Invention Library

CellCountEZ: Rapid Assay to Measure Eukaryotic Cell Growth and Viability

Assays to measure cell growth and survival assays used in the laboratory have many widely known practical and technical limitations, including non-linearity, high background and cumbersome protocols. In particular, commonly used assays using tetrazolium salts to generate a colored product lack sensitivity and accuracy due to reliance on mitochondrial bioreduction and other factors. The market for all cell counting assays is in excess of US$ 10B annually.

Biotechnology companies and biology laboratories have a universal need for accurate measurements of relative cell growth and viability in tissue culture media and in bioreactors, e.g. to monitor growth of cancer cells or monoclonal antibody secreting hybridoma cells, respectively.  Addressing limitations of current methods, LIMR researchers have developed a fast, accurate and inexpensive assay suitable for measuring cell growth and viability in tissue culture settings.  This assay, termed CellCountEZ, uses a nontoxic detector compound that does not compromise cell viability itself, enabling experimental and bioreactor uses in which periodic longitudinal measurements are desired. It is rapid, accurate, highly linear, inexpensive and amenable to any eukaryotic cell system.
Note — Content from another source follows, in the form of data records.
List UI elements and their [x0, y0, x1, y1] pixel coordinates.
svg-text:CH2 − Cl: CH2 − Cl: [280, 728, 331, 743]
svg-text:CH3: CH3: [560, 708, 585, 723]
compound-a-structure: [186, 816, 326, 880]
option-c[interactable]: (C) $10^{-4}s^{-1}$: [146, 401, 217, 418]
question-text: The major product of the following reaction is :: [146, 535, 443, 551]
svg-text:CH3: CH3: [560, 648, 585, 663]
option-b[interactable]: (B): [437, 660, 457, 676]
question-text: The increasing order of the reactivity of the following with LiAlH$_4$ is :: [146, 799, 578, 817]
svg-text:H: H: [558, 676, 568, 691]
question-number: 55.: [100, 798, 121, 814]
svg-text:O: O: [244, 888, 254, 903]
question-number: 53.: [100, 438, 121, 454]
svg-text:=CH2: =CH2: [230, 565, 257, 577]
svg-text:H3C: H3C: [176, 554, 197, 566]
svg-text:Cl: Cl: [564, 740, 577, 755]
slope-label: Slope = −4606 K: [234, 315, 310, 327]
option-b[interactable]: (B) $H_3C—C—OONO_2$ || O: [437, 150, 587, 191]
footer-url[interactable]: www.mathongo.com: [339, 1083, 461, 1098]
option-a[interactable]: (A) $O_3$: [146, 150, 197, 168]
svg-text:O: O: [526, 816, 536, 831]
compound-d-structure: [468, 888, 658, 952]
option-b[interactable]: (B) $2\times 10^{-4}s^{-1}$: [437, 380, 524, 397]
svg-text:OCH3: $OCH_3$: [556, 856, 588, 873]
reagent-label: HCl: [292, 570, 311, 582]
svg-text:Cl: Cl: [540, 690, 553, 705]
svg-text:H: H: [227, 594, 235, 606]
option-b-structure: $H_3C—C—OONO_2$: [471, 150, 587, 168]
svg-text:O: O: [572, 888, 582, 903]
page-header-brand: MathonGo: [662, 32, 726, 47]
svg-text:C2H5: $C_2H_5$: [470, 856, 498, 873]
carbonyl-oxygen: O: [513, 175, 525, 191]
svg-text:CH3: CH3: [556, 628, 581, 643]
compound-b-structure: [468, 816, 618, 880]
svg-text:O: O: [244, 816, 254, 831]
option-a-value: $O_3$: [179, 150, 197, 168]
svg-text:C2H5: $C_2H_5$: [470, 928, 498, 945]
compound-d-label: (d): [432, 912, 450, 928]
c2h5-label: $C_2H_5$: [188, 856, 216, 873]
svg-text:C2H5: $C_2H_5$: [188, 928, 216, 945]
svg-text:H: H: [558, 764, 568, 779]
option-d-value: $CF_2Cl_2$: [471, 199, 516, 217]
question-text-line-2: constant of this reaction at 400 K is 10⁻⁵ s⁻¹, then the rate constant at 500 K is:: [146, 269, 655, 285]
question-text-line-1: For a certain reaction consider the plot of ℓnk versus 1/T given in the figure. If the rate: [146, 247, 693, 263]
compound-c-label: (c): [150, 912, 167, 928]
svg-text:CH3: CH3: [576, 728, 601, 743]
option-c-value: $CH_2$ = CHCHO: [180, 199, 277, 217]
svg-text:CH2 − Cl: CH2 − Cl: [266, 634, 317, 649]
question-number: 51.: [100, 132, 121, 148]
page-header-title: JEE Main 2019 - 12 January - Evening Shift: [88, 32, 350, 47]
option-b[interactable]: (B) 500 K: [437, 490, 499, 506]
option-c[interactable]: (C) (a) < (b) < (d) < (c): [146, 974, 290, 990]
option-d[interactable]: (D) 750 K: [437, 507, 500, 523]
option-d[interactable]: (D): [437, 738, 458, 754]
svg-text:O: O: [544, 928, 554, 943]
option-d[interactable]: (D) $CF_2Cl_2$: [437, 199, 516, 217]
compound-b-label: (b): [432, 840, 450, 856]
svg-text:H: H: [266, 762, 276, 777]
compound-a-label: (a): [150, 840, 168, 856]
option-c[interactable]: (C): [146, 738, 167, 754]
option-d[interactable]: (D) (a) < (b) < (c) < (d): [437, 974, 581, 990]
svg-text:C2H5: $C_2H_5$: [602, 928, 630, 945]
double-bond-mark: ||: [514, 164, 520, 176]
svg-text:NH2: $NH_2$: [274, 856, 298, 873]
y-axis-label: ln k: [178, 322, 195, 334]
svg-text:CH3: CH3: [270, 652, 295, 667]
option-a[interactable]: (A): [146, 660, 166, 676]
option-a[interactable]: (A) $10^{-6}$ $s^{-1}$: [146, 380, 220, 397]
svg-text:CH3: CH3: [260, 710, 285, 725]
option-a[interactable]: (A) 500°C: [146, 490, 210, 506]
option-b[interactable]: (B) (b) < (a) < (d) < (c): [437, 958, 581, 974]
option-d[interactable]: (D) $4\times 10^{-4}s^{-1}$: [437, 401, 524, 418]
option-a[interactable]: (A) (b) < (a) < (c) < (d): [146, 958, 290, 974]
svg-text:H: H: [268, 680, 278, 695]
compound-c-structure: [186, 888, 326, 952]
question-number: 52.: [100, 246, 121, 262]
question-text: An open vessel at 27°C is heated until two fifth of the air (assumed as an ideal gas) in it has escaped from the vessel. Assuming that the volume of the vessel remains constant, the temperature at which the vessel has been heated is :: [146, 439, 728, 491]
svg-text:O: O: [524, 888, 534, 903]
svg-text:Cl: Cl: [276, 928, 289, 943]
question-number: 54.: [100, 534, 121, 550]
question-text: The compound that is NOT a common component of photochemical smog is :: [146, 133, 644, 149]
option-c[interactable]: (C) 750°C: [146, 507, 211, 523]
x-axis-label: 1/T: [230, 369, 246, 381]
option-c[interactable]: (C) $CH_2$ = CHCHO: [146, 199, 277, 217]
The detection compound used in this patented system is non-toxic, enabling its use in bioreactors to measure cell viability and growth longitudinally to the highest cell densities without loss of linear response. These features of CellCountEZ render it useful in tissue culture settings used in biology laboratories and biotechnology companies.   Applications CellCountEZ quickly and accurately quantitates relative cell number in a highly linear manner, based on colorimetric detection of beta-mercaptoethanol produced by metabolic reduction of the dithiol reporter compound hydroxyethyldisulfide (HEDS).  CellCountEZ can also be used to quickly quantify the relative number of viable cells remaining in tissue culture after toxic treatments, e.g. chemotherapeutics, oxidants, or radiation.

This test has been shown to be superior to other tissue culture assays in its ability to rapidly and accurately determine relative cell number and viability in a highly linear and nontoxic fashion.